INILAHCOM, Jakarta - DPR akan mengebut pembahasan amnesti untuk terpidana kasus UU ITE Baiq Nuril. Pembahasan amnesti ditargetkan selesai sebelum 25 Juli mendatang.

"Di dalam rapat Bamus tadi diputuskan bahwa ini akan dibahas di Komisi III, sehingga barusan saja saya juga menandatangani surat untuk pembahasan masalah pertimbangan amnesti dari Ibu Baiq Nuril yang tentunya meminta pertimbangan dari pemerintah, dari Pak Presiden Jokowi," kata Wakil Ketua DPR Agus Hermanto di gedung DPR, Senayan, Jakarta, Selasa (16/7/2019).

Target 25 Juli karena DPR akan kembali memasuki masa penutupan sidang.
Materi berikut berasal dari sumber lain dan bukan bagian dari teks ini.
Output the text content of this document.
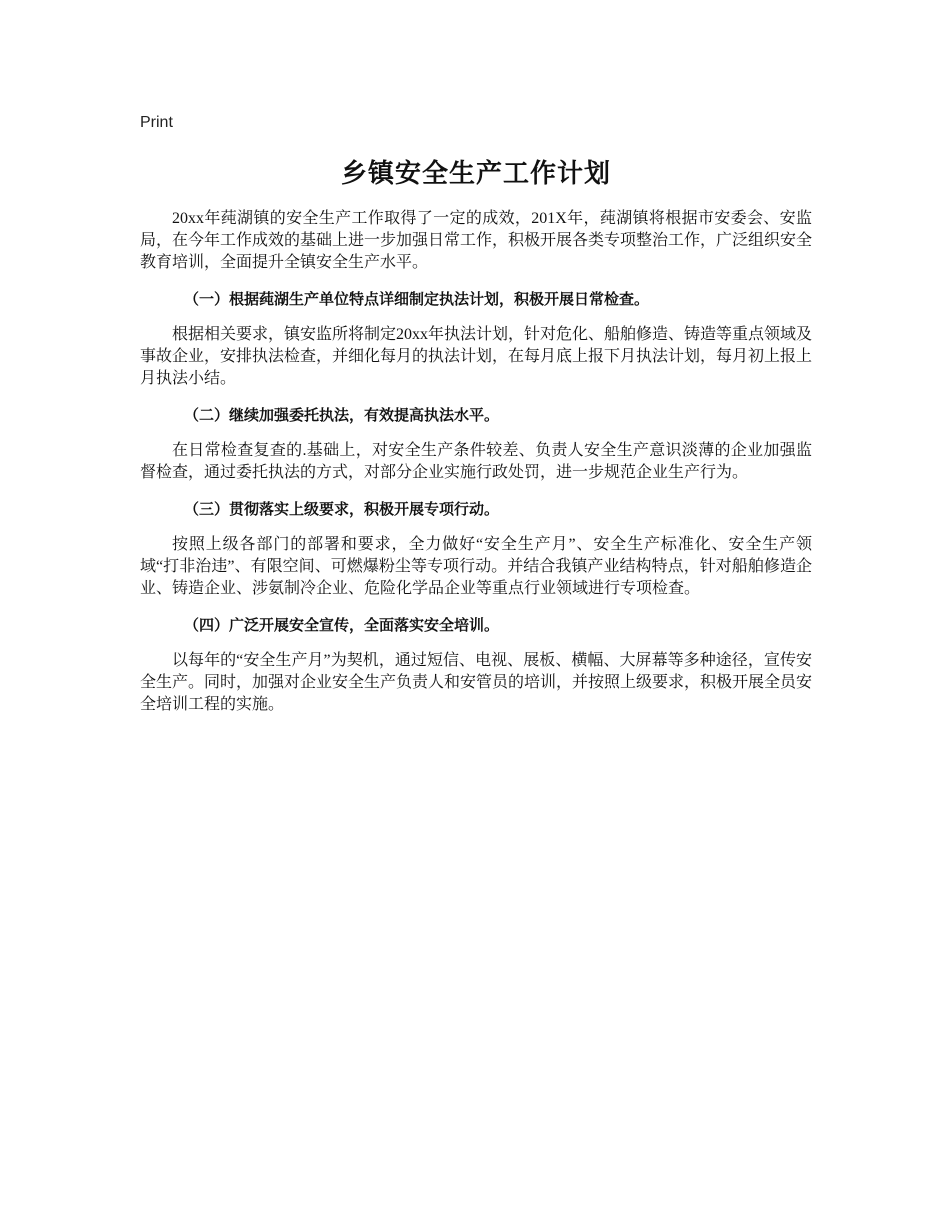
Print

乡镇安全生产工作计划

20xx年莼湖镇的安全生产工作取得了一定的成效，201X年，莼湖镇将根据市安委会、安监局，在今年工作成效的基础上进一步加强日常工作，积极开展各类专项整治工作，广泛组织安全教育培训，全面提升全镇安全生产水平。

（一）根据莼湖生产单位特点详细制定执法计划，积极开展日常检查。

根据相关要求，镇安监所将制定20xx年执法计划，针对危化、船舶修造、铸造等重点领域及事故企业，安排执法检查，并细化每月的执法计划，在每月底上报下月执法计划，每月初上报上月执法小结。

（二）继续加强委托执法，有效提高执法水平。

在日常检查复查的.基础上，对安全生产条件较差、负责人安全生产意识淡薄的企业加强监督检查，通过委托执法的方式，对部分企业实施行政处罚，进一步规范企业生产行为。

（三）贯彻落实上级要求，积极开展专项行动。

按照上级各部门的部署和要求，全力做好“安全生产月”、安全生产标准化、安全生产领域“打非治违”、有限空间、可燃爆粉尘等专项行动。并结合我镇产业结构特点，针对船舶修造企业、铸造企业、涉氨制冷企业、危险化学品企业等重点行业领域进行专项检查。

（四）广泛开展安全宣传，全面落实安全培训。

以每年的“安全生产月”为契机，通过短信、电视、展板、横幅、大屏幕等多种途径，宣传安全生产。同时，加强对企业安全生产负责人和安管员的培训，并按照上级要求，积极开展全员安全培训工程的实施。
Agus menyatakan keputusan menerima atau menolak amnesti akan dilakukan pada rapat paripurna terakhir.

"Rasanya InsyaAllah secepatnya harus dibahas karena penutupan masa sidang itu tanggal 25 Juli tahun 2019 sehingga nanti harus diputuskan pada rapat paripurna terakhir di tanggal 25 Juli tahun 2019," ujarnya.

Seperti diketahui, Baiq Nuril mengalami pelecehan seksual secara verbal oleh mantan kepala sekolah SMAN 7 Mataram, atas nama Muslim. Dia sempat merekam pembicaraan tersebut dan memberikan kepada Imam Mudawin sebagai saksi, sehingga rekaman tersebut tersebar. Ia pun dilaporkan atas pelanggaran UU ITE dan harus menghadapi persidangan.

Pengadilan Negeri (PN) Mataram sempat membebaskan Nuril pada tahun 2017 silam. Namun, jaksa penuntut umum (JPU) mengajukan kasasi.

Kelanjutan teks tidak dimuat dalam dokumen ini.